Sei que achei a bendita porque meu corpo fala.
A carne se fez verbo.
Meu tormento murcha como um balão ao calor da mínima chama
Constato: não se pode escrever sem um corpo incendiado.
Uma nesga de luz entra pela janela e se deita sobre o lençol.
Faço amor com o sol.
Se me perguntam como nasce uma história, lembro-me de uma mulher que me veio
à mente enquanto o desejo de conhecê-la me tomou o coração.
Nasço com ela.
O rapaz desajeitado, alto e magro, com pernas desencontradas e mãos suando fala
do
beijo que cometeu.
Eu o escuto
e escrevo sobre borboletas triscando o néctar de um amor que começa.
E assim vou indo.
Quando menos espero, bateio um diamante entre pedras.
E por um instante, minha vida está completa.
PS. Nasci em 1964, em Belo Horizonte. Filha de um erudito matemático e de uma mulher sábia, de olhos e mãos encantadas, que mal completou o fundamental.
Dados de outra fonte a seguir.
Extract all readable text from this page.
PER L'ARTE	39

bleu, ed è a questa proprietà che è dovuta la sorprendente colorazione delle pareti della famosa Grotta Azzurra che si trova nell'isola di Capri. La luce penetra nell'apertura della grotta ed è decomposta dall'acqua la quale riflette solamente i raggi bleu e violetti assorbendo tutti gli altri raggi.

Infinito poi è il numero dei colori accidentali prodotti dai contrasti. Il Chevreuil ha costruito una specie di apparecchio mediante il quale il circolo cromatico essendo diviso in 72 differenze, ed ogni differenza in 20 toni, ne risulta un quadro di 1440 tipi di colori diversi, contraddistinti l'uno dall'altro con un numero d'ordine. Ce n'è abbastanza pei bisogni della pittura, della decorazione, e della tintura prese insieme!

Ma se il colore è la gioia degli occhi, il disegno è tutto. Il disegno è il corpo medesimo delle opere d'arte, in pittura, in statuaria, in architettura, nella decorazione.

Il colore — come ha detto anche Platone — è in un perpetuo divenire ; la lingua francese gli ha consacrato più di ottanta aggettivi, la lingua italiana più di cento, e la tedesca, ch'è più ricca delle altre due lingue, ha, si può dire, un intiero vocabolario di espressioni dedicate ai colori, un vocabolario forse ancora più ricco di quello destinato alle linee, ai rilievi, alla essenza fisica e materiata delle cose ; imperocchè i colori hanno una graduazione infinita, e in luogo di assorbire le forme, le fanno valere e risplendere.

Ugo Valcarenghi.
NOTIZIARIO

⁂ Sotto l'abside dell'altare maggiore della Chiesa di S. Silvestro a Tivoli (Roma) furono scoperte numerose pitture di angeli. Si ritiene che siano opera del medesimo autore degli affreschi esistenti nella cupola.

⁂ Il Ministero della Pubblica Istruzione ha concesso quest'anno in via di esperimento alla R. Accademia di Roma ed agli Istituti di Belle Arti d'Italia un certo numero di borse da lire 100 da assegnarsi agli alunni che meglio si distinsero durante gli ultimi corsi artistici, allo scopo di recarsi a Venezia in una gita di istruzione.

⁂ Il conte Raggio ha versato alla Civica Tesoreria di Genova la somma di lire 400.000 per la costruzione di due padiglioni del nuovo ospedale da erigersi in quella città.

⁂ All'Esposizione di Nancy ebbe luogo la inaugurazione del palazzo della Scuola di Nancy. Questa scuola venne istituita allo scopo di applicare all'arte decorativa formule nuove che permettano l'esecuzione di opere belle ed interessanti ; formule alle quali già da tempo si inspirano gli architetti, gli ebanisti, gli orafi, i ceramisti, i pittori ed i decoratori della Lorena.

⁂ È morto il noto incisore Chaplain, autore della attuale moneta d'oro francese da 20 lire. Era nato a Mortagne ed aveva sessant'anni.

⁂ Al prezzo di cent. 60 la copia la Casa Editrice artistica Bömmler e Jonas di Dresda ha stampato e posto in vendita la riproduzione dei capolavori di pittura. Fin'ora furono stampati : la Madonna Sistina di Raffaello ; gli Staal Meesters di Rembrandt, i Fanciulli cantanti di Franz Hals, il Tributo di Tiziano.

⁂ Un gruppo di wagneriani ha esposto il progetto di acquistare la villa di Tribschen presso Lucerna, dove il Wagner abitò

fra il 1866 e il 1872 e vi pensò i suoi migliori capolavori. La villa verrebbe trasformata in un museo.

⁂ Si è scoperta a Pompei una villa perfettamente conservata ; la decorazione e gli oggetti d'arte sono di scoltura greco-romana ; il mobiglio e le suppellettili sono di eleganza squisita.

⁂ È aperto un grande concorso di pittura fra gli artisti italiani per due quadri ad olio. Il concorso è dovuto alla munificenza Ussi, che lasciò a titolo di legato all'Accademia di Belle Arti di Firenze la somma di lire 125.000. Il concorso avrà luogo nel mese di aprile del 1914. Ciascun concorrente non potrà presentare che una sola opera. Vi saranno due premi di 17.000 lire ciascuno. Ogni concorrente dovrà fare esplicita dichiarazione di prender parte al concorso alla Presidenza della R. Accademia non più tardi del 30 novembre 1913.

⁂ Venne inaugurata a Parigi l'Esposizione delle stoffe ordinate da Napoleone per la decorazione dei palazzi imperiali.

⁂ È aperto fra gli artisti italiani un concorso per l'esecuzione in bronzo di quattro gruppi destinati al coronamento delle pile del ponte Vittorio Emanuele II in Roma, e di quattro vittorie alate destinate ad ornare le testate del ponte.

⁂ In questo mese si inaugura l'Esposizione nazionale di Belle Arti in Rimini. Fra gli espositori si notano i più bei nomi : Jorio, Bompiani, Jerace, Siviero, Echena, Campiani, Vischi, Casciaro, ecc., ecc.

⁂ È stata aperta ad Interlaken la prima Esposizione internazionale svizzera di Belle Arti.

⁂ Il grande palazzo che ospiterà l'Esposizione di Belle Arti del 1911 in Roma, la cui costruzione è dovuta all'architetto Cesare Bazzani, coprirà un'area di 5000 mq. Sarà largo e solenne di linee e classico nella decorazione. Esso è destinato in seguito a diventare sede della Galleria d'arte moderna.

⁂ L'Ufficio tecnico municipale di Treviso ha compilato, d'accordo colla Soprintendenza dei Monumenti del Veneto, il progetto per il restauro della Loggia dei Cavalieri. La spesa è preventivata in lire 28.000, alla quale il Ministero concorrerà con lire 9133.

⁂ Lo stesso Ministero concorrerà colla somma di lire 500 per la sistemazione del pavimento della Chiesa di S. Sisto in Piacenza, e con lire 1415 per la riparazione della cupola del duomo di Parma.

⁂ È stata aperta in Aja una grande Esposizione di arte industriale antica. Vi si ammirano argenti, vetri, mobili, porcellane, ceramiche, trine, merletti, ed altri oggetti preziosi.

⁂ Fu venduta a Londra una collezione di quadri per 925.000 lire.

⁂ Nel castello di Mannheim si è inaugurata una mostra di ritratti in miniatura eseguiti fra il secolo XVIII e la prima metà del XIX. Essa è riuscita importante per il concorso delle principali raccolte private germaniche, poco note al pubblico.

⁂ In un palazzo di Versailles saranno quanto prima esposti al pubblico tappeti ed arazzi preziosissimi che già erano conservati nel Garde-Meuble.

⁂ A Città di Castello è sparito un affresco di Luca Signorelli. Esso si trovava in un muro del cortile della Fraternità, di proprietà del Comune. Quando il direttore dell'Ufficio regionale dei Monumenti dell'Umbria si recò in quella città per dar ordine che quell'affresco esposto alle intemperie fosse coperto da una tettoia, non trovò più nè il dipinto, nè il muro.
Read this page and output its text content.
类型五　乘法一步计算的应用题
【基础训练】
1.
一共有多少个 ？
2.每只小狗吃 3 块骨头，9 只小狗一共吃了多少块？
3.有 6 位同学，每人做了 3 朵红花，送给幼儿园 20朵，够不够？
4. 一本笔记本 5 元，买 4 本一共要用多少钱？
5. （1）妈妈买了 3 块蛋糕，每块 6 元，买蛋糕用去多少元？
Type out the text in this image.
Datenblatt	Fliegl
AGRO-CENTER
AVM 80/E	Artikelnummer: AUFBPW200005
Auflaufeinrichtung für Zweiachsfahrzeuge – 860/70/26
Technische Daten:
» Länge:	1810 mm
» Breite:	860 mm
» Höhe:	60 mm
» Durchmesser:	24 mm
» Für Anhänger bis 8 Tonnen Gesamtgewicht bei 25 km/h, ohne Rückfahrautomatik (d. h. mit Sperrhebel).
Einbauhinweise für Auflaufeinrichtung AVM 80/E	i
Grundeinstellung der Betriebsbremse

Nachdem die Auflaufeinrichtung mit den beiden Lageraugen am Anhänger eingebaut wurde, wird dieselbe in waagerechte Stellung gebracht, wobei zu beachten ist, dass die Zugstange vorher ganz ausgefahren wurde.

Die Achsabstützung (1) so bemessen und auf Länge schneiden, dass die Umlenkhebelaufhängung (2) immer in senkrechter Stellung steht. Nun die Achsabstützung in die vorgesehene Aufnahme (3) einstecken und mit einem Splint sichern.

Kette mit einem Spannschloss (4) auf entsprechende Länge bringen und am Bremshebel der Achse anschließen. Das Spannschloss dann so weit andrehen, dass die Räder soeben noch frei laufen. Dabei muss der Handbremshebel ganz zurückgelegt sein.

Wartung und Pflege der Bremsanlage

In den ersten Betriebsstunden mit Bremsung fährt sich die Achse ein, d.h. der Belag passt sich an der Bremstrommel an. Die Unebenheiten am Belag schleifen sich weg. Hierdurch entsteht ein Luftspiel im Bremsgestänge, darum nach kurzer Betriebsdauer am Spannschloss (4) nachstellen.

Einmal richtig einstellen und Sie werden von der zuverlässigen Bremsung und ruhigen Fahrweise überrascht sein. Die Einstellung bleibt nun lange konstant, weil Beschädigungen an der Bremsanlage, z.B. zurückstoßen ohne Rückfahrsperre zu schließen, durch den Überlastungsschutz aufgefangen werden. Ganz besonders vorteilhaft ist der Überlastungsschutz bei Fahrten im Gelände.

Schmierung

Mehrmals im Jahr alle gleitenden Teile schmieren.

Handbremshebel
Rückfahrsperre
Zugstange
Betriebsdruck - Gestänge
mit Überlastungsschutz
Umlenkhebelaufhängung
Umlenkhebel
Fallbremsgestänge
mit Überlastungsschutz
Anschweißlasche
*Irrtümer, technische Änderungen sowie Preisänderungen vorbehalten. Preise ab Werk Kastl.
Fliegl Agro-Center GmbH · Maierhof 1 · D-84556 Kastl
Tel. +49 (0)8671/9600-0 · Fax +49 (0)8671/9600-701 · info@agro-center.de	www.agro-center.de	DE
Cresci entre razão e emoção, entre cidade grande e interior, entre crer e questionar. Enquanto fazia um curso superior de matemática na Universidade Federal de Minas Gerais, embora tivesse facilidade e interesse, fui ficando triste. As linguagens artísticas me faziam falta: cantar, compor, escrever, pintar. Mas ser artista, assim de verdade, no oficial da palavra, era algo perigoso para meus pais religiosos e enorme demais para mim. Ainda é imenso, sempre me soa pretensioso. Fui ser publicitária. Larguei a matemática, sem trancar matrícula, movimento radical para uma libriana, e trouxe a alegria das linguagens artísticas para perto. Há 35 anos faço a direção criativa da Lápis Raro, uma agência de Comunicação da qual sou uma das sócias. Em 2014, já mãe de dois filhos e no terceiro casamento, publiquei meu primeiro romance, Tudo é rio, depois veio A natureza da mordida e Véspera. Se dependesse de mim, eu gastaria mais do que sete dias para criar o mundo, levaria, de propósito, a vida inteira.